Cela n’exclut pas la vigilance : il faut surveiller l’équilibre entre l’herbe et la vigne, intervenir avec des outils spécifiques (lame interceps, tondeuse manuelle), mais globalement, la baisse des produits phytosanitaires constatée serait de -38 % en moyenne sur 5 ans (source : Observatoire Phyto Occitanie).

Des rendements plus faibles… mais une qualité affirmée

Ce choix de l’enherbement est parfois critiqué : les rendements chuteraient-ils ? Il est vrai que la concurrence hydrique existe, en particulier les années fraîches et humides, ou sur sol très superficiel.

Rendement moyen(hL/ha) Enherbement naturel Sol nu (désherbage)
2018 28 34
2022 24 30

Mais la qualité aromatique des raisins s’en ressent : acidité mieux maintenue, arômes plus complexes, maturité phénolique harmonieuse (études IFV, 2022, et retours dégustation concours de Saint-Chinian).

  • Moins de volume, plus d’identité : Les vignerons interrogés parlent de vins “plus nerveux mais plus riches en expression du terroir”, phénomène valorisé par la montée du segment “parcellaire” chez les domaines d’Assignan, Berlou ou même la cave coopérative de Roquebrun.

La parole aux vignerons de l’Orb : choix, doutes et transmissions

Les témoignages illustrent mot à mot la complexité de cette décision :

  • “Je ne veux pas d’un champ de golf, mais d’une vigne qui respire”, confie Fanny, jeune installée à Saint-Martin-de-l’Arçon (2021).
  • Marc, en cave particulière à Prades, résume la tension : “C’est de la patience. On perd un peu de raisins sur les années sèches, mais on gagne en régularité sur dix ans. Et puis c’est beau, quand ça repart au printemps, toute cette vie.”
  • D’autres, plus prudents, pratiquent l’enherbement alterné, “par bandes”, particulièrement utile pour garder un accès en cas de forte pression de maladies ou d’inondations.

L’enherbement naturel est alors moins un dogme qu’un outil dynamique, adapté à la réalité de chaque parcelle, de chaque millésime, de chaque famille.
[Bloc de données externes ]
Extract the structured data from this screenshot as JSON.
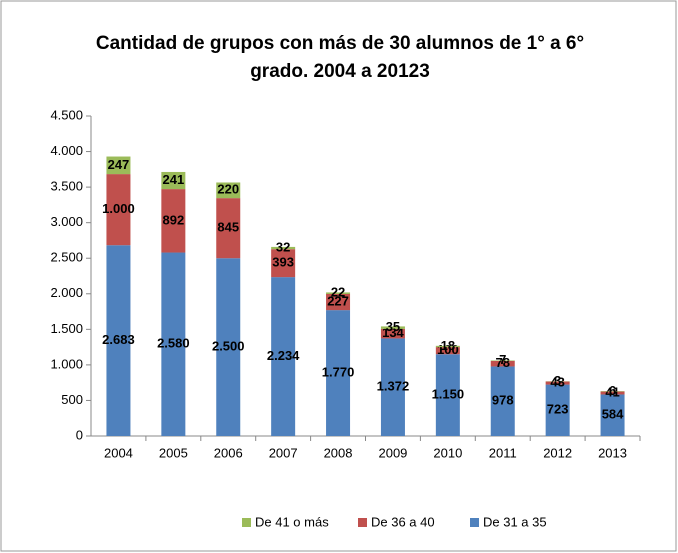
{
  "chart_data": {
    "type": "stacked_bar",
    "title": "Cantidad de grupos con más de 30 alumnos de 1° a 6° grado. 2004 a 20123",
    "categories": [
      "2004",
      "2005",
      "2006",
      "2007",
      "2008",
      "2009",
      "2010",
      "2011",
      "2012",
      "2013"
    ],
    "series": [
      {
        "name": "De 31 a 35",
        "color": "#4f81bd",
        "values": [
          2683,
          2580,
          2500,
          2234,
          1770,
          1372,
          1150,
          978,
          723,
          584
        ],
        "value_labels": [
          "2.683",
          "2.580",
          "2.500",
          "2.234",
          "1.770",
          "1.372",
          "1.150",
          "978",
          "723",
          "584"
        ]
      },
      {
        "name": "De 36 a 40",
        "color": "#c0504d",
        "values": [
          1000,
          892,
          845,
          393,
          227,
          134,
          100,
          78,
          43,
          41
        ],
        "value_labels": [
          "1.000",
          "892",
          "845",
          "393",
          "227",
          "134",
          "100",
          "78",
          "43",
          "41"
        ]
      },
      {
        "name": "De 41 o más",
        "color": "#9bbb59",
        "values": [
          247,
          241,
          220,
          32,
          22,
          35,
          18,
          7,
          3,
          6
        ],
        "value_labels": [
          "247",
          "241",
          "220",
          "32",
          "22",
          "35",
          "18",
          "7",
          "3",
          "6"
        ]
      }
    ],
    "ylim": [
      0,
      4500
    ],
    "yticks": [
      0,
      500,
      {
        "value": 1000,
        "label": "1.000"
      },
      {
        "value": 1500,
        "label": "1.500"
      },
      {
        "value": 2000,
        "label": "2.000"
      },
      {
        "value": 2500,
        "label": "2.500"
      },
      {
        "value": 3000,
        "label": "3.000"
      },
      {
        "value": 3500,
        "label": "3.500"
      },
      {
        "value": 4000,
        "label": "4.000"
      },
      {
        "value": 4500,
        "label": "4.500"
      }
    ],
    "grid": false,
    "legend": "bottom"
  }
}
Beaucoup reconnaissent “qu’on s’inspire du passé, mais que rien ne remplace l’observation au quotidien.”

Entre traditions et innovations : l’enherbement comme signature du pays d’Orb

Dans le paysage sinueux de la vallée, le maintien de l’enherbement naturel vient rappeler le rôle du vigneron en tant que gardien du sol et du vivant. Ce choix, loin des modes, traduit une manière de vivre la vigne patiemment, de prêter attention à la terre, et de se jouer des caprices du climat autant que des conventions agricoles.

Réponses concrètes face à l’urgence écologique, héritage discret mais précieux du travail paysan, l’herbe dans les vignes de l’Orb fait l’objet de débats, d’expérimentations et de transmissions générationnelles : à l’image de ce territoire où la rusticité n’exclut jamais la nuance.

À qui sait regarder, entre la Croix Ronde et les rives du Jaur, c’est tout un imaginaire agricole qui plonge ses racines, obstinément, au milieu des brins d’herbe et des cailloux chauds du Languedoc.